Peace in the midst of confusion

Proverbs 3:5-6 "Trust in the Lord with all your heart and lean not own your own understanding; in all your ways acknowledge him and he will make your paths straight."

Isaiah 49:2 "He made my mouth like a sharp sword; in the shadow of his hand he hid me; he made me a polished arrow; in his quiver he hid me away."

Isaiah 50:10-11 "Who among you fears the Lord and obeys the word of his servant? Let him who walks in the dark, who has no light, trust in the name of the Lord and rely on his God."

Romans 8:26 "For we know not what we should pray for as we ought: but the Spirit itself maketh intercession for us with groanings which cannot be uttered."

Psalm 34:4-5 "I sought the Lord, and he heard me, and delivered me from all my fears. They looked unto him, and were lightened: and their faces were not ashamed."

James 1:5-8 "If any of you lacks wisdom, he should ask God, who gives generously to all without finding fault, and it will be given to him. But when he asks, he must believe and not doubt, because he who doubts is like a wave of the sea, blown and tossed by the wind. That man should not think he will receive anything from the Lord; he is a double-minded man, unstable in all he does."

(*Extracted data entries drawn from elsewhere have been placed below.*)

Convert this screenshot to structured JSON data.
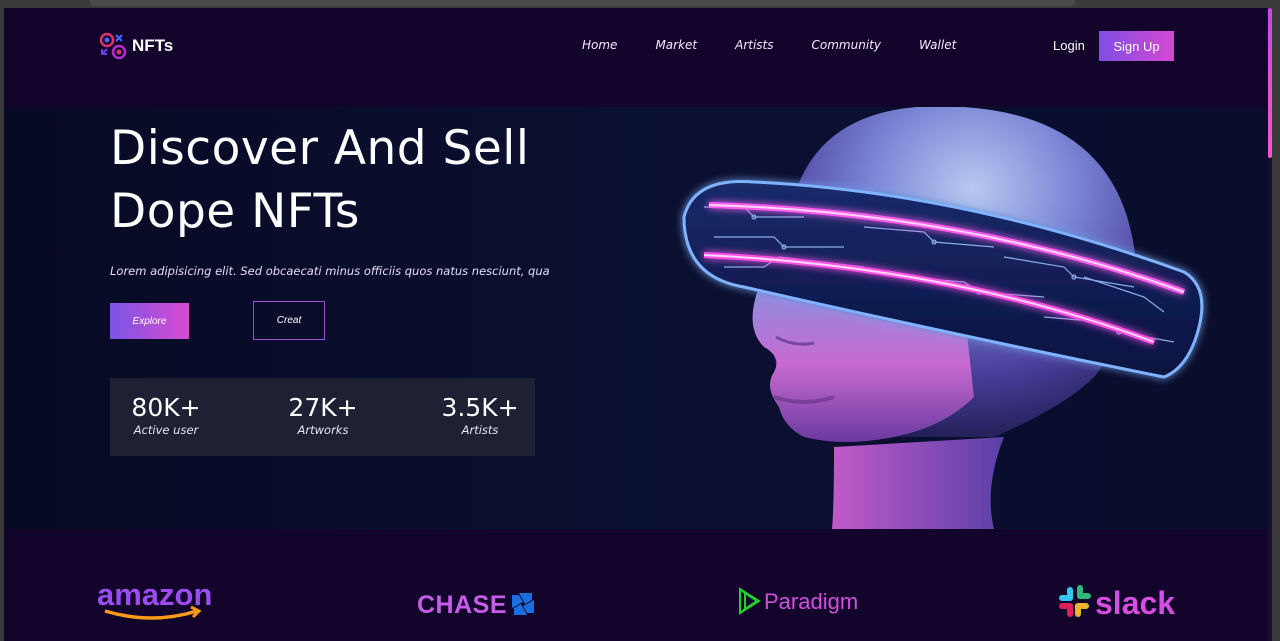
{
  "header": {
    "logo_text": "NFTs",
    "nav": [
      "Home",
      "Market",
      "Artists",
      "Community",
      "Wallet"
    ],
    "login_label": "Login",
    "signup_label": "Sign Up"
  },
  "hero": {
    "title_line1": "Discover And Sell",
    "title_line2": "Dope NFTs",
    "subtitle": "Lorem adipisicing elit. Sed obcaecati minus officiis quos natus nesciunt, qua",
    "explore_label": "Explore",
    "create_label": "Creat",
    "stats": [
      {
        "value": "80K+",
        "label": "Active user"
      },
      {
        "value": "27K+",
        "label": "Artworks"
      },
      {
        "value": "3.5K+",
        "label": "Artists"
      }
    ]
  },
  "brands": [
    "amazon",
    "CHASE",
    "Paradigm",
    "slack"
  ],
  "colors": {
    "background": "#12042a",
    "accent_start": "#7b55e6",
    "accent_end": "#d84ad2",
    "stats_bg": "#1e2033"
  }
}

Blessings - from Him, not me

I am so ashamed to think I was making some grand gesture of faith. God didn't ask much of me at all, and I surely didn't do Him any favors! Is that the most I'm willing to do for my Savior - drop out of school and move to a different state? No!! Jesus chose to be rejected, tortured and die an agonizing death for me. ME. And I'm thinking I made some great sacrifice?!? Absolutely not! This was nothing! How can I ever say something is too much for me to do for my Lord?

Despite the fact that I griped and whined the entire way and have made such a big deal out of everything, God has once again shown me favor. Not only did He introduce me to a wonderful church whose people have welcomed me with open arms and continue to support and encourage me, He has opened the doors to an amazing job that will allow me to not only provide for myself, but also use my skills and experience to bless the lives of those in need. I am so excited about this job and I cannot wait to begin!

I'm not writing this to lift myself up as some great believer or servant of God. On the contrary, I'm writing to say that if you listen to God and follow His lead, even if you don't understand what is going on, He will reward you. It's the faith in the unknown that He wants. It's clinging to Him that He wants. Yes, we are stubborn and fearful, but we must give those feelings to God so that we may focus on Him and not the other things. I don't serve my God because I know I will get a reward. It's not like a job where you work for your boss because he'll pay you. I serve my God because His son, Jesus Christ, who is in Him, saved me from my sins, has never left my side and continues to show me more love and forgiveness than I can even imagine.

I will never be able to fully express my thanks and adoration for what my Lord has done and continues to do for me - as a human, I am flawed and incapable. I figure, the only thing I can do is lay myself before Him as an offering of complete love and devotion and allow Him to transform me into the person He needs me to be in order to carry out His will. This cannot be easy for God as I can be such a dense, stubborn, unfocused, selfish and arrogant brat! Nonetheless, He not only shows me grace but continues to encourage my faithfulness.